Ostatnio miałyśmy małą rozkminę. Doszłyśmy do wniosku, że chyba tutaj coś za mało porad. Też tak macie? 😉 W końcu nie chodzi tylko o to, żeby się ubrać. Znaleźć swój styl, krój, kolor. Ale przede wszystkim o to, aby czuć się wygodnie. A więc być ubranym, a nie przebranym.
Dlaczego o tym piszemy akurat teraz? Bo latem wchodzi szereg stylizacyjnych problemów, a nadrzędnym jest… stanik. W końcu, jaki stanik powinnyśmy zakładać do sukienki z odkrytymi plecami? Albo, jaki stanik byłby odpowiedni do lnianej bluzki skrojonej w dekolt halter? Założymy się, że znacie ten problem. Dlatego już nie przedłużamy i zabieramy Was w podróż po świecie bielizny. Tak, byście nie musiały rezygnować z tego, co chcecie nosić 😉 Zaczynamy! ⤵
Biustonosz bandeau – a więc idealny stanik do sukienki bez ramiączek
Kiedy decydujecie się na sukienki z odkrytymi ramionami, sukienki na jedno ramię lub bluzki na ramiączkach, koniecznie sięgnijcie po biustonosze bandeau. To elastyczne, bezramienne staniki, które zapewniają komfort i jednocześnie podtrzymują biust. Wiele z nich ma także ozdobne detale, takie jak koronkowe wykończenia, które dodają uroku letnim stylizacjom.
Wielofunkcyjny biustonosz push-up – Twój pomocnik w dekoltach halter
Wielofunkcyjne biustonosze to po prostu biustonosze z wymiennymi ramiączkami. Posiadają dodatkowe zakładki z przodu i z tyłu stanika, dzięki czemu możliwe jest rozmaite przepinanie ramiączek.
Dlaczego akurat ten typ jest przydatny w dekoltach halter? Bo możecie umocować zapięcie na szyi.

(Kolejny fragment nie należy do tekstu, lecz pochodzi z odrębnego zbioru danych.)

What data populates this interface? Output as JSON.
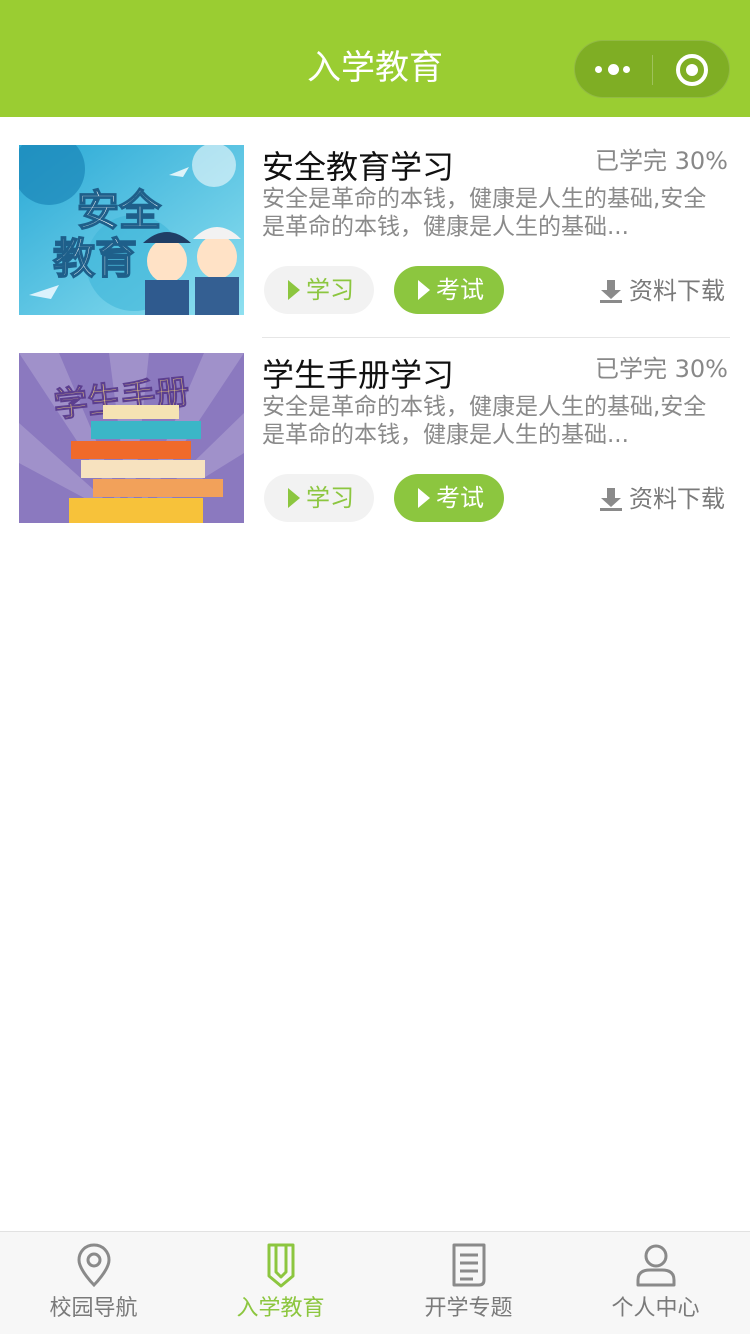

Alternatywą jest też skrzyżowanie ramiączek na plecach, dzięki czemu są zupełnie niewidoczne w najbardziej wyciętych miejscach bluzki.
Ale, ale! Biustonosz wielofunkcyjny sprawdzi się również w wielu innych, stylizacyjnych przypadkach. Możecie go ubrać pod sukienkę na jedno ramię (lub top), sukienkę z głębokim dekoltem (z przodu i z tyłu), oczywiście pod warunkiem, że dekolt na plecach kończy się pod łopatkami. W przeciwnym razie musicie skorzystać z jeszcze jednej opcji, która jest poniżej 😉⤵
Naklejki zamiast biustonosza – czyli JEDYNY sposób na sukienkę z odkrytymi plecami
No niestety (albo i stety) – naklejki na biust to jedyny sposób na odważny dekolt na plecach. Możecie je spotkać w dwóch postaciach – naklejki, rozumiane jako naklejki oraz taśmy.
NAKLEJKI
Zadaniem naklejek jest oczywiście ukrycie biustu. I ten sposób jest niezwykle przydatny, gdy zakładamy sukienki wykonane z lekkiego, prześwitującego materiału. Żadna z nas przecież nie chce się czuć niekomfortowo, gdy staje się odrobinę zimno. Jednak, gdy sukienka, którą chcemy ubrać, jest uszyta z nieco grubszego/sztywniejszego materiału (lub gdy po prostu posiada miseczki), śmiało możemy całkowicie wyzbyć się stanika. W końcu nic nie prześwituje, my czujemy się komfortowo i dodatkowo – pozbywamy się kolejnej warstwy materiału. + 1 do samopoczucia, -1 dla upału
TAŚMY
Taśmy to niby alternatywa do naklejek, jednak ich główne zadanie jest nieco inne – taśmy mają podtrzymywać. To patent dla wszystkich dziewczyn/kobiet posiadających mały lub obwisły biust. Taśmy skutecznie go podnoszą i nadają „skali”.
Co ważne – taśmy możecie naklejać w dowolnej konfiguracji (przykład na dole), co sprawia, że patent ten pasuje praktycznie do każdego rodzaju sukienek. Pamiętajcie jednak, żeby nie używać taśmy w nadmiarze. Nie jest to do końca zdrowe, gdyż sztucznie formujemy biust. Zatem – używajcie, ale okazjonalnie.
Mamy nadzieję, że ten krótki poradnik pomoże Wam w zupełnej swobodzie dobierać outfity podczas tego lata. Nie ograniczajcie się z niczym! W końcu lato to jedyna pora w roku, kiedy możemy zaszaleć kolorem, motywem, wzorem czy krojem.